Consideration of how to deploy technology responsibly has wilt hair-trigger as tech and data have wilt increasingly entrenched in modern society and merchantry operations. Our research makes well-spoken that responsible technology use has wilt a subject of unconfined interest wideness industries. In fact, nearly three-quarters of survey respondents either strongly stipulate (30%) or somewhat stipulate (43%) that “responsible technology considerations will sooner come to equal merchantry or financial considerations in importance when organizations make decisions well-nigh technology use.”
Yet plane as respondents stipulate that responsible technology use is rhadamanthine the equal of increasingly traditional merchantry considerations, their explanations of why it is important and what they hope to unzip by raising it vary widely. For some businesses, responsible technology is a cadre part of their mission. Others see value in increasingly explicitly financial terms, such as a return on investment, talent acquisition, or improving sexiness to investors. Yet others seek merely to comply with regulation or to manage risk. Whether and how these disparate efforts and motivations will bring well-nigh substantial cultural shifts in how organizations prefer and deploy new technology remains to be seen.
What can be terminated is that responsible technology now goes vastitude a hypothetical or a buzzword—it has wilt a touchable merchantry consideration wideness industries. Executives are increasingly considering how responsible tech policies may impact trademark perception among customers, investors, vendors, and partners. Organizations are thinking increasingly seriously well-nigh how their employees, both current and future, view their use and megacosm of technology. And forward-looking merchantry leaders, at both small and large companies, expect that responsible technology, and practices related to environmental sustainability in particular, will protract to grow in importance.
Here are several other key findings:
• Organizations expect responsible tech investments to pay off in boosted trademark reputation and consumer and employee retention. When asked well-nigh tangible merchantry benefits of raising responsible technology, the top three responses were largest consumer acquisition/retention (47%), improved trademark perception (46%), and prevention of negative unintended consequences and associated trademark risk (44%). Closely pursuit these top three were attracting and retaining top talent (43%) and improving sustainability (43%).
• Large companies take initiative, while smaller companies react. Drivers for responsible tech policies come from diverse internal and external sources. Large companies were increasingly likely to say they were motivated by desire to vamp investors and partners (53%) and to uncurl with their own mission and values (44%), while smaller companies were increasingly likely to cite a desire to modernize perception of their organization (54%) and to strengthen employee retention (45%).
• No consensus on which responsible practices should take priority. Organizations name a wide range of focuses for their responsible technology practices, with inclusive design, data privacy, environmental impact, suppuration of AI bias, and workforce diversification each in the top three for well-nigh half of respondents. User privacy and surveillance was seen as less important than all other options offered, with only 35% of respondents ranking it among their organization’s top three focuses.

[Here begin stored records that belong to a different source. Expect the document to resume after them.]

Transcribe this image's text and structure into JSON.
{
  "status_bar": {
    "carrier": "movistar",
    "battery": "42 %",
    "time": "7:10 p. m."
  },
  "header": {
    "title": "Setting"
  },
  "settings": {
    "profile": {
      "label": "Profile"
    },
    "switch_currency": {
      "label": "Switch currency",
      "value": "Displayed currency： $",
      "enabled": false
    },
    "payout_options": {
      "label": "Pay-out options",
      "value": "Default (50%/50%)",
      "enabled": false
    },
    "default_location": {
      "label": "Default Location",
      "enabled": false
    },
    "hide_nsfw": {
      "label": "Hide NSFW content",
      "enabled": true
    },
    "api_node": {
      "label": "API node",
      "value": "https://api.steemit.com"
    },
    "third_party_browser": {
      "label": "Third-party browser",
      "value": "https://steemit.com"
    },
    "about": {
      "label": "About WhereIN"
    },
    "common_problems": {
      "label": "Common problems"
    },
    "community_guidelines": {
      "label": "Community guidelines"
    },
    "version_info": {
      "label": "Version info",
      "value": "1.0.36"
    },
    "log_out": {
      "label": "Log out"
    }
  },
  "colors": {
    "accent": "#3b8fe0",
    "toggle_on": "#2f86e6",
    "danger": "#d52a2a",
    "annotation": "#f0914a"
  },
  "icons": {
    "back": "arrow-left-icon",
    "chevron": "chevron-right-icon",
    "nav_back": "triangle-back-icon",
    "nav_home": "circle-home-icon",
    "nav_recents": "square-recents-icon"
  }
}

• Senior leadership must get on workbench to make impactful policies a reality. The most cited hurdles to adoption of responsible technology are a lack of senior management sensation (52%), organizational resistance to transpiration (46%), and internal competing priorities (46%).
• Organizations are both wondering well-nigh and well-pleased of regulation surrounding responsible technology. Nearly one-quarter of respondents (23%) name trueness to existing laws, such as GDPR, or the vaticination of pending (and potentially farther-reaching) regulation as a top motivation for raising responsible tech practices, though this icon varies widely by industry and geography. While some merchantry leaders express trepidation well-nigh pending regulation, others cite it as important industry guidance.